[Python-ideas] adding dictionaries

Andrew Barnert abarnert at yahoo.com
Tue Jul 29 04:09:31 CEST 2014


On Jul 28, 2014, at 16:45, Alexander Heger <python at 2sn.net> wrote:

> The discussion seems to go such that because people can't agree
> whether the first or second occurrence of keys takes precedence, or
> what operator to use (already decided by the design of Counter) it is
> not done at all.  

Well, yeah, that happens a lot. An good idea that can't be turned into a concrete design that fits the language and makes everyone happy doesn't get added, unless it's so ridiculously compelling that nobody can imagine living without it.

But that's not necessarily a bad thing--it's why Python is a relatively small and highly consistent language, which I think is a big part of why Python is so readable and teachable.

Anyway, I think you're on to something with your idea of adding an updated or union or whatever function/method whose semantics are obvious, and then mapping the operators to that method and update.

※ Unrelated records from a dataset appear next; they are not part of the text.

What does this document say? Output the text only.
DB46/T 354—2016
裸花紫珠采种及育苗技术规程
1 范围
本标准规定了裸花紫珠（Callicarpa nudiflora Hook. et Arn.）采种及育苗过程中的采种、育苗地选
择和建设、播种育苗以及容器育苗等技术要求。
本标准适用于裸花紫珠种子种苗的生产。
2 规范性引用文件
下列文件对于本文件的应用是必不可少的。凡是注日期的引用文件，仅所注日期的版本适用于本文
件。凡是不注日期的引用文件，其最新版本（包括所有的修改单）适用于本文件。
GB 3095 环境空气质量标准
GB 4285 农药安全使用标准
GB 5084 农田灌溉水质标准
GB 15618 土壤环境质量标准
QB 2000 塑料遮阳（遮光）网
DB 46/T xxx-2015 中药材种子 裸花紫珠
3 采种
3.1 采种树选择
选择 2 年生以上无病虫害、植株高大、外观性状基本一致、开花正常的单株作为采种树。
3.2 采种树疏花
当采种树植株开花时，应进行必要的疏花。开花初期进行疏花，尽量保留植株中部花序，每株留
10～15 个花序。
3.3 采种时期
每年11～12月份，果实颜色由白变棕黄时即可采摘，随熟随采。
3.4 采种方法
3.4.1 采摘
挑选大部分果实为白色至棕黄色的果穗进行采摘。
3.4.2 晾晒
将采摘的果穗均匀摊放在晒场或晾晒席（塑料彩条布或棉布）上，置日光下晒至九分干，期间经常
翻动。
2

I can definitely buy that a.updated(b) or union(a, b) favors values from b for exactly the same reason a.update(b) does (although as I mentioned I have other problems with a union function).

Meanwhile, if you have use cases for which ChainMap is not appropriate, you might want to write a dict subclass that you can use in your code or in teaching students or whatever, so you can amass some concrete use cases and show how much cleaner it is than the existing alternatives.

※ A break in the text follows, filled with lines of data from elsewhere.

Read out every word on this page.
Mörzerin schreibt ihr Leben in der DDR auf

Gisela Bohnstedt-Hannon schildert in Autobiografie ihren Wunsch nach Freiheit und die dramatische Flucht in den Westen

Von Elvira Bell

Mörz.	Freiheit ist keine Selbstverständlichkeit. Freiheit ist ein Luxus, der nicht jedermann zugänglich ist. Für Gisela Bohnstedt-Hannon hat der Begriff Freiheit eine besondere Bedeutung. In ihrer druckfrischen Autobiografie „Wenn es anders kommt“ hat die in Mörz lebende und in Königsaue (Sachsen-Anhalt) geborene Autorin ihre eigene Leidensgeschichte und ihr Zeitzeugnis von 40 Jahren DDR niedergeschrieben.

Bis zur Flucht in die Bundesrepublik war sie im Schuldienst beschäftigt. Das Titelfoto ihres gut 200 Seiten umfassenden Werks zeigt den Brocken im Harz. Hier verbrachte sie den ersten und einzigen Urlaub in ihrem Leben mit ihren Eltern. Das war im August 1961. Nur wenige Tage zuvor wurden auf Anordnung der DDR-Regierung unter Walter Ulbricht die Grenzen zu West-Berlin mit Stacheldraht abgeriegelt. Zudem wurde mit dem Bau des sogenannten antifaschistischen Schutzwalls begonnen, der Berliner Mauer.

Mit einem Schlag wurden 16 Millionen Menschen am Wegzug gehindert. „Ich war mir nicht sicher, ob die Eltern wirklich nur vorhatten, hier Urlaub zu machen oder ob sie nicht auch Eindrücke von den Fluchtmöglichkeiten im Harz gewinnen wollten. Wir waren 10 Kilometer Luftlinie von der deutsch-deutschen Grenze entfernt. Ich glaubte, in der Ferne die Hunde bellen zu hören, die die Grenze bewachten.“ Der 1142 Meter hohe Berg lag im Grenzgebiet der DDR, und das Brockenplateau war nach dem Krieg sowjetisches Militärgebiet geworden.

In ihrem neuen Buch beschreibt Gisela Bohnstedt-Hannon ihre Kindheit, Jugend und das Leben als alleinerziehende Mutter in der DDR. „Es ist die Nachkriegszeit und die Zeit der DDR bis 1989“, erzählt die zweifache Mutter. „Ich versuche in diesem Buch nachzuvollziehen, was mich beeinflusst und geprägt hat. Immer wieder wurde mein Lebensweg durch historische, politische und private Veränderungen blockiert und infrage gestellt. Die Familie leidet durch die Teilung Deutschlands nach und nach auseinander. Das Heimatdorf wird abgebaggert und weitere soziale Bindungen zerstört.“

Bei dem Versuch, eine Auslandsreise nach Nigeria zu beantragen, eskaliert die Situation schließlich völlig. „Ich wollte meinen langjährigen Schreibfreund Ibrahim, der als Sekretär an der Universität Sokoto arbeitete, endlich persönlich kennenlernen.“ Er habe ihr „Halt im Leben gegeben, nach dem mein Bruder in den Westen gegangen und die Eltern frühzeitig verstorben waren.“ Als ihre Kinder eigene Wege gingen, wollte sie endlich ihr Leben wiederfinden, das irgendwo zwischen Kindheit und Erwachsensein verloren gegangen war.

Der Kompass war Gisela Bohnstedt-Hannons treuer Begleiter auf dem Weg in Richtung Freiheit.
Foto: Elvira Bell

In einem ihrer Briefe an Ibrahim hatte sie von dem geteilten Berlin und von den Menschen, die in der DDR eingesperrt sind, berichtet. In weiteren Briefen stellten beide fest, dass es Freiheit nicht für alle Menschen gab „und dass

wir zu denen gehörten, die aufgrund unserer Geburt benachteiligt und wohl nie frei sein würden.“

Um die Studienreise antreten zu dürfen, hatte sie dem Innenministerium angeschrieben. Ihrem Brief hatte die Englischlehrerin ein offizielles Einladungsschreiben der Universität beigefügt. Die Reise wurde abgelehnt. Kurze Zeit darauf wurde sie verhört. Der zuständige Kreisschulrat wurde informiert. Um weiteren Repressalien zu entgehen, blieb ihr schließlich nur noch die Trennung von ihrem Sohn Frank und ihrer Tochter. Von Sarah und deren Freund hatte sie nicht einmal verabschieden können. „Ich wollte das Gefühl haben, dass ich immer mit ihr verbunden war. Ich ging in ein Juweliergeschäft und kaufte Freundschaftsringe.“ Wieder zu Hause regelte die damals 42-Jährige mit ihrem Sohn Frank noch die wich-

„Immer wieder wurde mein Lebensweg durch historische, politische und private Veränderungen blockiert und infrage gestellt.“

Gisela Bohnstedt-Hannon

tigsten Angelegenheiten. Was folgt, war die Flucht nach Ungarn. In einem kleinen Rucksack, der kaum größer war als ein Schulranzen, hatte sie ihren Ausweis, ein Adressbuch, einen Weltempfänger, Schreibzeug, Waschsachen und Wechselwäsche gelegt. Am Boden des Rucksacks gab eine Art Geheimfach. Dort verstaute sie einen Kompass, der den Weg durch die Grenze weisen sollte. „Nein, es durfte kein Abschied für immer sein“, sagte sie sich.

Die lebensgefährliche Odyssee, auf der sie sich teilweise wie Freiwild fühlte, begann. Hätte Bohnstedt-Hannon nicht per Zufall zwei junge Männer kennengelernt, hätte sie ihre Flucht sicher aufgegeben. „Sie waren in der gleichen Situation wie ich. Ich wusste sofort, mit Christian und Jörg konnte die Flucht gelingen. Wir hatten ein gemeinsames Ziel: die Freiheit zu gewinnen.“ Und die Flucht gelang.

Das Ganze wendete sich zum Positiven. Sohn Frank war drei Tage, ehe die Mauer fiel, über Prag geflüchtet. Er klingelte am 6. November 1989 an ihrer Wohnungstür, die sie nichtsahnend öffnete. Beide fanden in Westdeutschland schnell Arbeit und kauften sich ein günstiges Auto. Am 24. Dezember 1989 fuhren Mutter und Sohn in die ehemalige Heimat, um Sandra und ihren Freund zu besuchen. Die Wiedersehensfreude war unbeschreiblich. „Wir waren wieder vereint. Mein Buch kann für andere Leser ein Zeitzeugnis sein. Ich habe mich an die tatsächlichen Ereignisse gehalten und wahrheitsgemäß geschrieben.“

> To be fair, I am not a core Python programmer and am
> asking others to implement this - or maybe even agree it would be
> useful -, maybe pushing too much where just an idea should be floated.

If it helps, if you can get everyone to agree on this, except that none of the core devs wants to do the work, I'll volunteer to write the C code (after I finish my io patch and my abc patch...), so you only have to add the test cases (which are easy Python code; the only hard part is deciding what to test) and the docs.